Serve each bowl with ~1 tablespoon wasabi-lime dressing and optional sesame seeds, avocado, and soy sauce.
Similar recipes
- Low FODMAP Cilantro Lime Quinoa with Chicken
- Low FODMAP Spaghetti & Zoodles
- Low FODMAP Thai Peanut Noodles with Turkey
Recipe
Low FODMAP Sushi Bowls with Smoked Salmon & Wasabi-Lime Mayo
- Total Time: 20 minutes
- Yield: 4 1x
- Diet: Low Lactose
Description
Low FODMAP Sushi Bowls are filled with brown rice, smoked salmon, nori, crunchy low FODMAP veggies, and a creamy wasabi-lime dressing.
Ingredients
Sushi Rice
- 2 cups cooked rice
- 1 teaspoon rice vinegar
- 1 teaspoon granulated sugar
Wasabi-Lime Dressing (makes about ¼ cup)
- 1 teaspoon wasabi powder + 1 teaspoon water
- 3 tablespoons mayonnaise
- 2 teaspoons lime juice
Bowl Toppings
- 8 to 9 ounces smoked salmon (made with low FODMAP ingredients), sliced into bite-sized pieces
- 1 cup carrot matchsticks (about 2 medium)
- ½ cup cucumber matchsticks (about ⅓ cucumber)
- 1 nori sheet, sliced into thin strips (about ½ cup loosely packed)
Optional Additional Toppings (per bowl): ¼ teaspoon sesame seeds; ⅛ avocado, sliced; 1-2 tablespoons reduced-sodium soy sauce (or tamari sauce for gluten-free)
Instructions
- If not cooked, prepare rice according to package directions.
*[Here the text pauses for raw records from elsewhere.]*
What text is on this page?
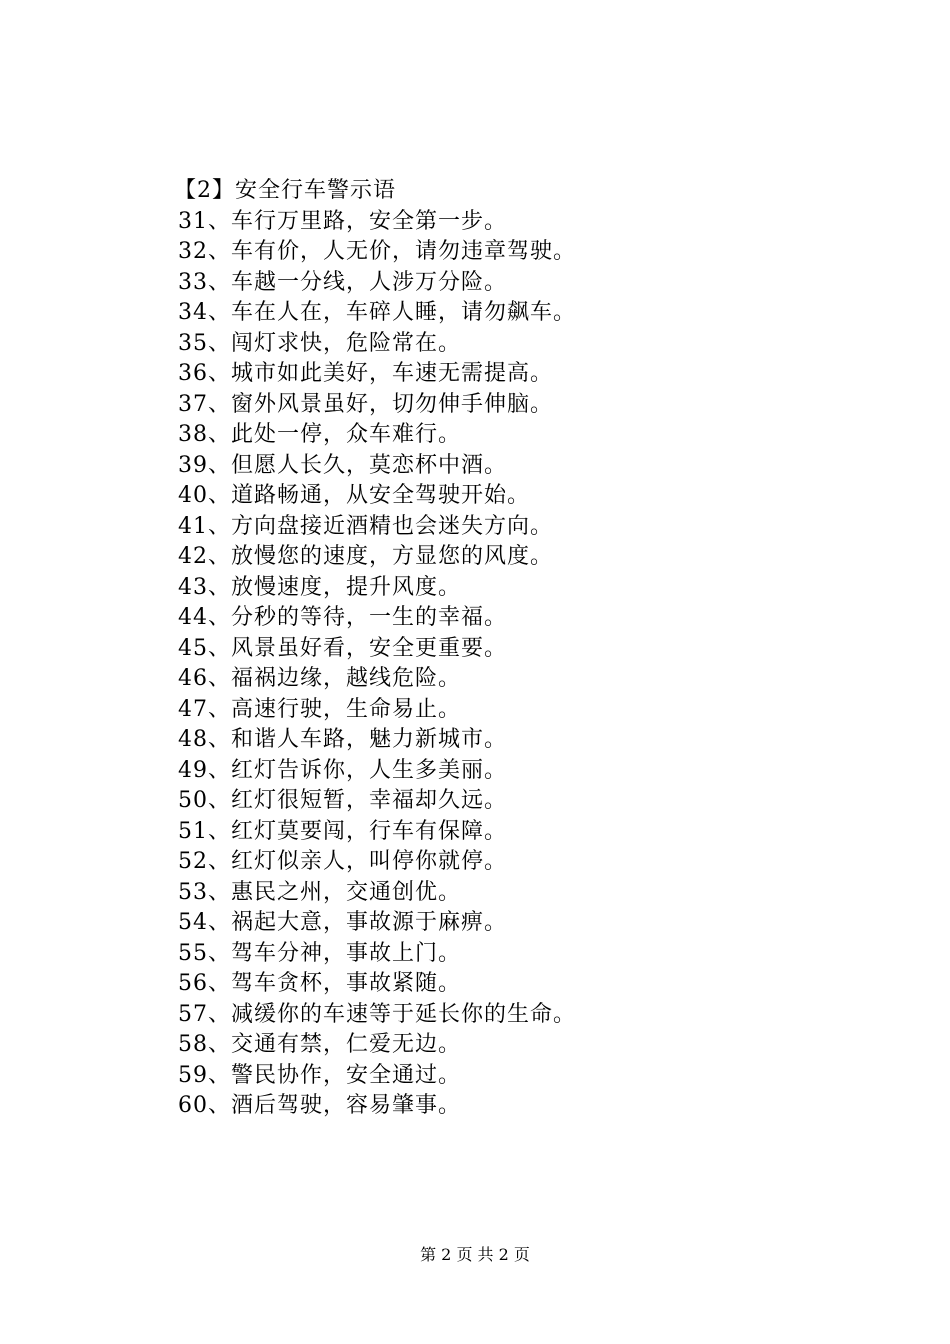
【2】安全行车警示语
31、车行万里路，安全第一步。
32、车有价，人无价，请勿违章驾驶。
33、车越一分线，人涉万分险。
34、车在人在，车碎人睡，请勿飙车。
35、闯灯求快，危险常在。
36、城市如此美好，车速无需提高。
37、窗外风景虽好，切勿伸手伸脑。
38、此处一停，众车难行。
39、但愿人长久，莫恋杯中酒。
40、道路畅通，从安全驾驶开始。
41、方向盘接近酒精也会迷失方向。
42、放慢您的速度，方显您的风度。
43、放慢速度，提升风度。
44、分秒的等待，一生的幸福。
45、风景虽好看，安全更重要。
46、福祸边缘，越线危险。
47、高速行驶，生命易止。
48、和谐人车路，魅力新城市。
49、红灯告诉你，人生多美丽。
50、红灯很短暂，幸福却久远。
51、红灯莫要闯，行车有保障。
52、红灯似亲人，叫停你就停。
53、惠民之州，交通创优。
54、祸起大意，事故源于麻痹。
55、驾车分神，事故上门。
56、驾车贪杯，事故紧随。
57、减缓你的车速等于延长你的生命。
58、交通有禁，仁爱无边。
59、警民协作，安全通过。
60、酒后驾驶，容易肇事。
第 2 页 共 2 页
In a medium bowl, whisk together rice vinegar and sugar. Add cooked rice and stir to mix. I like to transfer the rice to the fridge to help cool it down (closer to room temperature) while I prepare the other ingredients.
- In a small bowl, mix wasabi powder and water until paste forms. Let sit 2-3 minutes to allow wasabi flavor to develop. Add mayonnaise and lime juice. Stir until smooth and set aside.
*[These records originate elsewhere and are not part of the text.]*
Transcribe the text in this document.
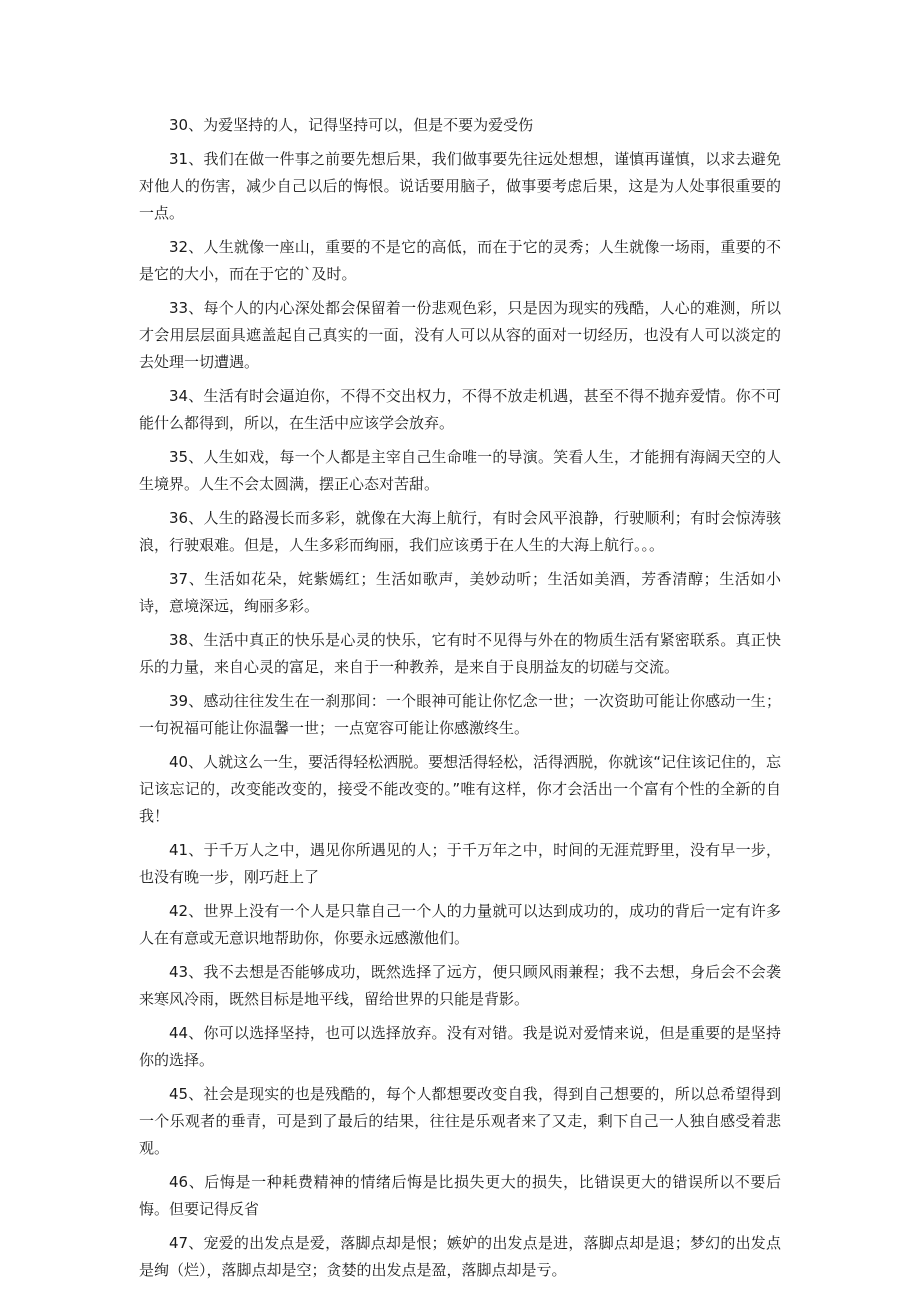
30、为爱坚持的人，记得坚持可以，但是不要为爱受伤

31、我们在做一件事之前要先想后果，我们做事要先往远处想想，谨慎再谨慎，以求去避免对他人的伤害，减少自己以后的悔恨。说话要用脑子，做事要考虑后果，这是为人处事很重要的一点。

32、人生就像一座山，重要的不是它的高低，而在于它的灵秀；人生就像一场雨，重要的不是它的大小，而在于它的`及时。

33、每个人的内心深处都会保留着一份悲观色彩，只是因为现实的残酷，人心的难测，所以才会用层层面具遮盖起自己真实的一面，没有人可以从容的面对一切经历，也没有人可以淡定的去处理一切遭遇。

34、生活有时会逼迫你，不得不交出权力，不得不放走机遇，甚至不得不抛弃爱情。你不可能什么都得到，所以，在生活中应该学会放弃。

35、人生如戏，每一个人都是主宰自己生命唯一的导演。笑看人生，才能拥有海阔天空的人生境界。人生不会太圆满，摆正心态对苦甜。

36、人生的路漫长而多彩，就像在大海上航行，有时会风平浪静，行驶顺利；有时会惊涛骇浪，行驶艰难。但是，人生多彩而绚丽，我们应该勇于在人生的大海上航行。。。

37、生活如花朵，姹紫嫣红；生活如歌声，美妙动听；生活如美酒，芳香清醇；生活如小诗，意境深远，绚丽多彩。

38、生活中真正的快乐是心灵的快乐，它有时不见得与外在的物质生活有紧密联系。真正快乐的力量，来自心灵的富足，来自于一种教养，是来自于良朋益友的切磋与交流。

39、感动往往发生在一刹那间：一个眼神可能让你忆念一世；一次资助可能让你感动一生；一句祝福可能让你温馨一世；一点宽容可能让你感激终生。

40、人就这么一生，要活得轻松洒脱。要想活得轻松，活得洒脱，你就该“记住该记住的，忘记该忘记的，改变能改变的，接受不能改变的。”唯有这样，你才会活出一个富有个性的全新的自我！

41、于千万人之中，遇见你所遇见的人；于千万年之中，时间的无涯荒野里，没有早一步，也没有晚一步，刚巧赶上了

42、世界上没有一个人是只靠自己一个人的力量就可以达到成功的，成功的背后一定有许多人在有意或无意识地帮助你，你要永远感激他们。

43、我不去想是否能够成功，既然选择了远方，便只顾风雨兼程；我不去想，身后会不会袭来寒风冷雨，既然目标是地平线，留给世界的只能是背影。

44、你可以选择坚持，也可以选择放弃。没有对错。我是说对爱情来说，但是重要的是坚持你的选择。

45、社会是现实的也是残酷的，每个人都想要改变自我，得到自己想要的，所以总希望得到一个乐观者的垂青，可是到了最后的结果，往往是乐观者来了又走，剩下自己一人独自感受着悲观。

46、后悔是一种耗费精神的情绪后悔是比损失更大的损失，比错误更大的错误所以不要后悔。但要记得反省

47、宠爱的出发点是爱，落脚点却是恨；嫉妒的出发点是进，落脚点却是退；梦幻的出发点是绚（烂），落脚点却是空；贪婪的出发点是盈，落脚点却是亏。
- When ready to serve, place ½ cup rice into four bowls. To each bowl, add approximately 2 ounces salmon, ¼ cup carrot matchsticks, 2 tablespoons cucumber matchsticks, and 2 tablespoons nori.
- Serve each bowl with 1 tablespoon wasabi-lime dressing and optional sesame seeds, avocado, and soy sauce.
Notes
Low FODMAP Serving: One serving of this recipe uses low FODMAP amounts of ingredients. Product ingredients vary. Double-check ingredients and avoid products containing high FODMAP ingredients until tolerance is known. For specific ingredient information, please check out the "Low FODMAP Notes" section of the blog post or refer to your Monash FODMAP app.
- Prep Time: 15 minutes
- Cook Time: 5 minutes
- Category: Main Dish
- Method: Low-Cook
- Cuisine: Japanese-inspired
Lara Hollaway says
I made it without the sugar or wasabi, and it was still delicious! I also added some additional rice vinegar to the dressing.
Ariel says
Can this be made without the wasabi? Would you recommend any substitutes?
Beth says
This recipe was so tasty and easy and quick to make. Thank you!
Louise says
It looks delicious.How much is "a packet of smoke salmon"? Looking foreword to try the recipe.
Emily says
Thanks, Louise! I find that the packets of smoked salmon are usually around 4-6 oz. each.
Rivaria says
Very nice & delicious rice recipe. We make within 20 mins. Nice recipe:)
Emily says
Thank you Rivaria! It's one of my favorite easy weeknight meals!